We receive many requests for information about Poulton and its residents. We would be delighted to know more about the people and places below. Please email mc.storey@virgin.net if you have any information at all

 

This is a request for any information about the WELSH family, fish merchants of Fleetwood

Hello,

Hope you can help me please. I am researching the family name of WELSH who were all Londoners but several family members moved up to Fleetwood and set up as fish merchants on Copse Road probably around the 1920’s. The business was eventually bought by Boston Deep Sea Fisheries.

The brothers who I believe were partners in the business were PHILIP THOMAS WELSH (PHIL), FRANK HAROLD WELSH (HAROLD), WILLIAM CHARLES WELSH (aka JIM), and ALBERT EDWARD WELSH.

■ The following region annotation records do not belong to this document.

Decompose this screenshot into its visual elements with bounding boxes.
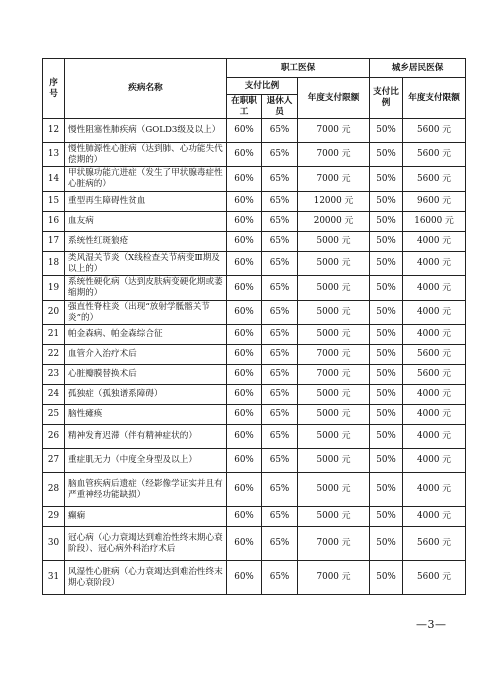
resident-limit: 16000 元 bbox=[403, 211, 466, 231]
header-pay-ratio: 支付比例 bbox=[227, 78, 298, 95]
in-service-ratio: 60% bbox=[227, 167, 262, 191]
in-service-ratio: 60% bbox=[227, 231, 262, 251]
table-row bbox=[43, 405, 466, 425]
annual-limit: 5000 元 bbox=[298, 449, 370, 473]
resident-limit: 4000 元 bbox=[403, 507, 466, 527]
row-number: 25 bbox=[43, 405, 65, 425]
row-number: 17 bbox=[43, 231, 65, 251]
resident-limit: 4000 元 bbox=[403, 385, 466, 405]
resident-limit: 5600 元 bbox=[403, 527, 466, 561]
annual-limit: 5000 元 bbox=[298, 405, 370, 425]
annual-limit: 7000 元 bbox=[298, 143, 370, 167]
annual-limit: 7000 元 bbox=[298, 345, 370, 365]
annual-limit: 5000 元 bbox=[298, 300, 370, 324]
resident-ratio: 50% bbox=[370, 191, 403, 211]
resident-ratio: 50% bbox=[370, 211, 403, 231]
row-number: 26 bbox=[43, 425, 65, 449]
annual-limit: 7000 元 bbox=[298, 365, 370, 385]
row-number: 15 bbox=[43, 191, 65, 211]
table-body bbox=[43, 119, 466, 595]
resident-ratio: 50% bbox=[370, 561, 403, 595]
retired-ratio: 65% bbox=[262, 425, 298, 449]
row-number: 30 bbox=[43, 527, 65, 561]
retired-ratio: 65% bbox=[262, 276, 298, 300]
resident-ratio: 50% bbox=[370, 425, 403, 449]
disease-name: 甲状腺功能亢进症（发生了甲状腺毒症性心脏病的） bbox=[65, 167, 227, 191]
retired-ratio: 65% bbox=[262, 365, 298, 385]
retired-ratio: 65% bbox=[262, 473, 298, 507]
resident-ratio: 50% bbox=[370, 167, 403, 191]
table-row bbox=[43, 473, 466, 507]
retired-ratio: 65% bbox=[262, 561, 298, 595]
table-row bbox=[43, 143, 466, 167]
in-service-ratio: 60% bbox=[227, 191, 262, 211]
header-employee-insurance: 职工医保 bbox=[227, 59, 370, 78]
annual-limit: 20000 元 bbox=[298, 211, 370, 231]
table-row bbox=[43, 251, 466, 275]
disease-name: 类风湿关节炎（X线检查关节病变Ⅲ期及以上的） bbox=[65, 251, 227, 275]
resident-limit: 4000 元 bbox=[403, 251, 466, 275]
row-number: 13 bbox=[43, 143, 65, 167]
in-service-ratio: 60% bbox=[227, 119, 262, 143]
in-service-ratio: 60% bbox=[227, 143, 262, 167]
resident-limit: 5600 元 bbox=[403, 345, 466, 365]
table-row bbox=[43, 231, 466, 251]
medical-insurance-table bbox=[42, 58, 466, 595]
row-number: 12 bbox=[43, 119, 65, 143]
row-number: 24 bbox=[43, 385, 65, 405]
resident-limit: 5600 元 bbox=[403, 365, 466, 385]
resident-ratio: 50% bbox=[370, 405, 403, 425]
annual-limit: 5000 元 bbox=[298, 385, 370, 405]
header-resident-ratio: 支付比例 bbox=[370, 78, 403, 119]
row-number: 20 bbox=[43, 300, 65, 324]
table-row bbox=[43, 191, 466, 211]
retired-ratio: 65% bbox=[262, 385, 298, 405]
annual-limit: 7000 元 bbox=[298, 561, 370, 595]
resident-ratio: 50% bbox=[370, 507, 403, 527]
resident-limit: 4000 元 bbox=[403, 276, 466, 300]
annual-limit: 5000 元 bbox=[298, 231, 370, 251]
in-service-ratio: 60% bbox=[227, 365, 262, 385]
resident-ratio: 50% bbox=[370, 385, 403, 405]
row-number: 18 bbox=[43, 251, 65, 275]
table-row bbox=[43, 561, 466, 595]
row-number: 22 bbox=[43, 345, 65, 365]
annual-limit: 7000 元 bbox=[298, 527, 370, 561]
header-annual-limit: 年度支付限额 bbox=[298, 78, 370, 119]
disease-name: 癫痫 bbox=[65, 507, 227, 527]
in-service-ratio: 60% bbox=[227, 385, 262, 405]
disease-name: 血友病 bbox=[65, 211, 227, 231]
disease-name: 血管介入治疗术后 bbox=[65, 345, 227, 365]
annual-limit: 5000 元 bbox=[298, 325, 370, 345]
resident-ratio: 50% bbox=[370, 231, 403, 251]
resident-ratio: 50% bbox=[370, 143, 403, 167]
row-number: 31 bbox=[43, 561, 65, 595]
retired-ratio: 65% bbox=[262, 231, 298, 251]
disease-name: 强直性脊柱炎（出现“放射学骶髂关节炎”的） bbox=[65, 300, 227, 324]
annual-limit: 5000 元 bbox=[298, 425, 370, 449]
resident-limit: 5600 元 bbox=[403, 167, 466, 191]
page-number: —3— bbox=[416, 618, 447, 631]
resident-limit: 4000 元 bbox=[403, 449, 466, 473]
resident-limit: 4000 元 bbox=[403, 300, 466, 324]
annual-limit: 7000 元 bbox=[298, 167, 370, 191]
disease-name: 系统性红斑狼疮 bbox=[65, 231, 227, 251]
retired-ratio: 65% bbox=[262, 507, 298, 527]
table-row bbox=[43, 449, 466, 473]
disease-name: 帕金森病、帕金森综合征 bbox=[65, 325, 227, 345]
disease-name: 慢性肺源性心脏病（达到肺、心功能失代偿期的） bbox=[65, 143, 227, 167]
disease-name: 慢性阻塞性肺疾病（GOLD3级及以上） bbox=[65, 119, 227, 143]
row-number: 16 bbox=[43, 211, 65, 231]
disease-name: 孤独症（孤独谱系障碍） bbox=[65, 385, 227, 405]
resident-ratio: 50% bbox=[370, 473, 403, 507]
in-service-ratio: 60% bbox=[227, 425, 262, 449]
annual-limit: 5000 元 bbox=[298, 473, 370, 507]
annual-limit: 7000 元 bbox=[298, 119, 370, 143]
resident-limit: 5600 元 bbox=[403, 143, 466, 167]
in-service-ratio: 60% bbox=[227, 211, 262, 231]
table-row bbox=[43, 119, 466, 143]
resident-limit: 4000 元 bbox=[403, 405, 466, 425]
retired-ratio: 65% bbox=[262, 325, 298, 345]
row-number: 29 bbox=[43, 507, 65, 527]
retired-ratio: 65% bbox=[262, 251, 298, 275]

If anyone has any information on Phil, Jim or Albert I would be eternally grateful. Harold settled in Fleetwood and we do know his family history. Likewise any information about the business would be greatly welcomed.

Thank you,

David Brooks   Manchester   dj.brooks@blueyonder.co.uk

 

QUINNS SHOP
Mary Maud Quinn liked to visit Leyland, her birth town.
 
She was friendly with a Mr. Maiden who was a market gardener, growing tomato and lettuce. He lived in a large bungalow on the Garstang Road.
 
Mary Maud Quinn kept her shop open for long hours - in competition with a sweet shop directly opposite the road.
 
Aunt Polly (as she was known to the family) would close her shop to listen to her favourite radio programme The Archers, and then reopen.
 
She suffered for many years with arthritis, and she could not open the till and remove coins, so she kept all her loose change in glass bowls under the counter, not a thing you would do today.

 

BIRKBECK
Birkbecks had a shop on the corner of the Breck and Ball Street.
 
Miss Marian Birkbeck was Head of Carleton school between 1932 and 1941
OLD COMPLEY FARM
This is Higher Compley Farm house which stood on Blackpool Old Road until replaced by houses. 
 
It was almost opposite the parade of shops which includes Forsyth & Steel.